Anterhynchium abdominale is a species of potter wasp in the family Vespidae. It is native to India, Pakistan and Sri Lanka.

==Taxonomy==
This wasp was first described in 1802 by the German entomologist and zoologist Johann Karl Wilhelm Illiger. There are two subspecies, A. a. abdominale and A. a. bengalensis. There are considerable differences in the colour patterns of the abdominal tergites of these subspecies, and further study is needed to determine their correct status as subspecies or full species. The potter wasps used to be considered a separate family, Eumenidae, but it is now considered to be a subfamily, Eumeninae, of the family Vespidae, the wasps.

==Ecology==
Like most other potter wasps, Anterhynchium abdominale is a solitary species. The female excavates a nesting hole or uses a pre-existing cavity in which to nest.

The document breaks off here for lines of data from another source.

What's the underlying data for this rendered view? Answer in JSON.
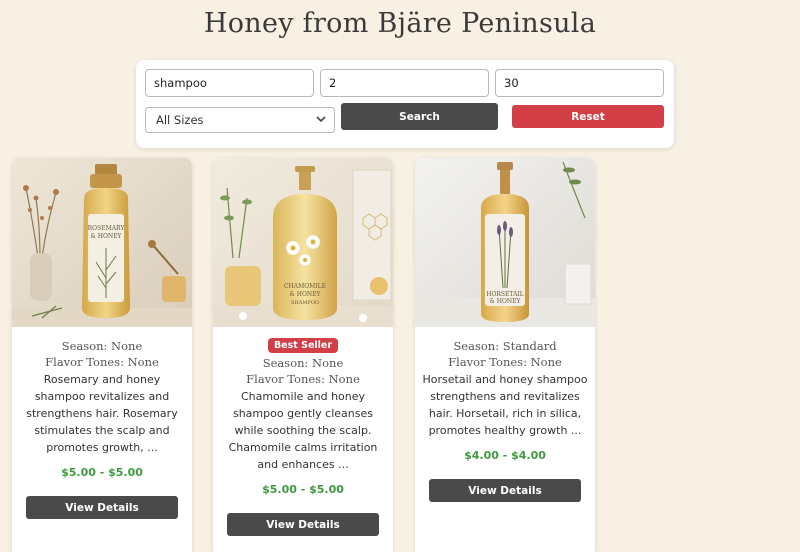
{
  "page": {
    "title": "Honey from Bjäre Peninsula"
  },
  "search": {
    "keyword_value": "shampoo",
    "min_value": "2",
    "max_value": "30",
    "size_selected": "All Sizes",
    "search_label": "Search",
    "reset_label": "Reset"
  },
  "products": [
    {
      "name": "Rosemary & Honey",
      "badge": "",
      "season": "Season: None",
      "flavor": "Flavor Tones: None",
      "description": "Rosemary and honey shampoo revitalizes and strengthens hair. Rosemary stimulates the scalp and promotes growth, ...",
      "price": "$5.00 - $5.00",
      "button_label": "View Details"
    },
    {
      "name": "Chamomile & Honey Shampoo",
      "badge": "Best Seller",
      "season": "Season: None",
      "flavor": "Flavor Tones: None",
      "description": "Chamomile and honey shampoo gently cleanses while soothing the scalp. Chamomile calms irritation and enhances ...",
      "price": "$5.00 - $5.00",
      "button_label": "View Details"
    },
    {
      "name": "Horsetail & Honey",
      "badge": "",
      "season": "Season: Standard",
      "flavor": "Flavor Tones: None",
      "description": "Horsetail and honey shampoo strengthens and revitalizes hair. Horsetail, rich in silica, promotes healthy growth ...",
      "price": "$4.00 - $4.00",
      "button_label": "View Details"
    }
  ],
  "colors": {
    "background": "#f8f0e3",
    "primary_button": "#4a4a4a",
    "reset_button": "#d23f47",
    "price_green": "#3f9a3f",
    "badge_red": "#d23f47"
  },
  "icons": {
    "select_arrow": "chevron-down-icon"
  }
}
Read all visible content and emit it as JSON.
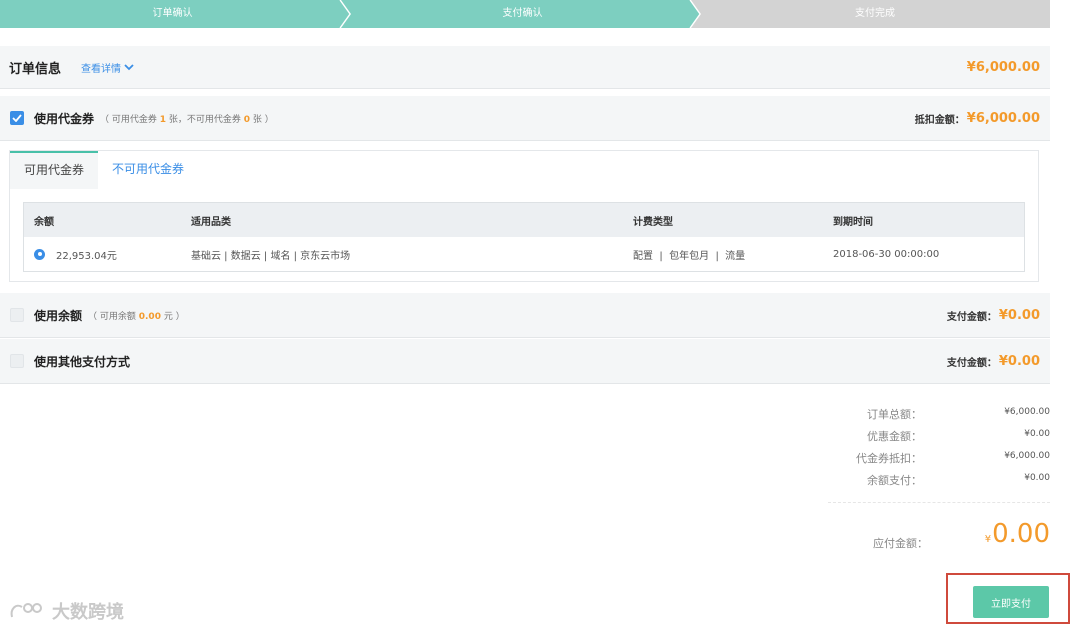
{
  "steps": [
    {
      "label": "订单确认",
      "state": "done"
    },
    {
      "label": "支付确认",
      "state": "active"
    },
    {
      "label": "支付完成",
      "state": "pending"
    }
  ],
  "colors": {
    "step_active": "#7dcfc0",
    "step_pending": "#d3d3d3",
    "accent": "#3a8ee6",
    "amount": "#f39a2b",
    "pay_button": "#5cc8a8",
    "highlight_frame": "#cf4a3c"
  },
  "order": {
    "title": "订单信息",
    "detail_link": "查看详情",
    "detail_icon": "chevron-down-icon",
    "amount": "¥6,000.00"
  },
  "voucher": {
    "checked": true,
    "title": "使用代金券",
    "hint_prefix": "（ 可用代金券 ",
    "available_count": "1",
    "hint_mid": " 张，不可用代金券 ",
    "unavailable_count": "0",
    "hint_suffix": " 张 ）",
    "deduct_label": "抵扣金额：",
    "deduct_amount": "¥6,000.00",
    "tabs": [
      {
        "label": "可用代金券",
        "active": true
      },
      {
        "label": "不可用代金券",
        "active": false
      }
    ],
    "table": {
      "headers": [
        "余额",
        "适用品类",
        "计费类型",
        "到期时间"
      ],
      "rows": [
        {
          "selected": true,
          "balance": "22,953.04元",
          "categories": "基础云 | 数据云 | 域名 | 京东云市场",
          "billing": "配置  |  包年包月  |  流量",
          "expires": "2018-06-30 00:00:00"
        }
      ]
    }
  },
  "balance": {
    "checked": false,
    "title": "使用余额",
    "hint_prefix": "（ 可用余额 ",
    "available": "0.00",
    "hint_suffix": " 元 ）",
    "pay_label": "支付金额：",
    "pay_amount": "¥0.00"
  },
  "other": {
    "checked": false,
    "title": "使用其他支付方式",
    "pay_label": "支付金额：",
    "pay_amount": "¥0.00"
  },
  "summary": {
    "rows": [
      {
        "label": "订单总额：",
        "value": "¥6,000.00"
      },
      {
        "label": "优惠金额：",
        "value": "¥0.00"
      },
      {
        "label": "代金券抵扣：",
        "value": "¥6,000.00"
      },
      {
        "label": "余额支付：",
        "value": "¥0.00"
      }
    ],
    "payable_label": "应付金额：",
    "payable_symbol": "¥",
    "payable_value": "0.00"
  },
  "pay_button": {
    "label": "立即支付"
  },
  "watermark": {
    "text": "大数跨境"
  }
}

A single egg is laid in the nest, which is then provisioned by the female who forages for caterpillars and other insects, stinging them to paralyse them. The nest is then sealed, and the developing wasp larva feeds on the supplies, which are kept fresh by being alive. In one instance in Punjab, an old termite mound of Odontotermes obesus was used for nesting, with several individual wasp cells scattered across the surface. Egg-laying took place in January and the larvae pupated in June, emerging as adults in July and August.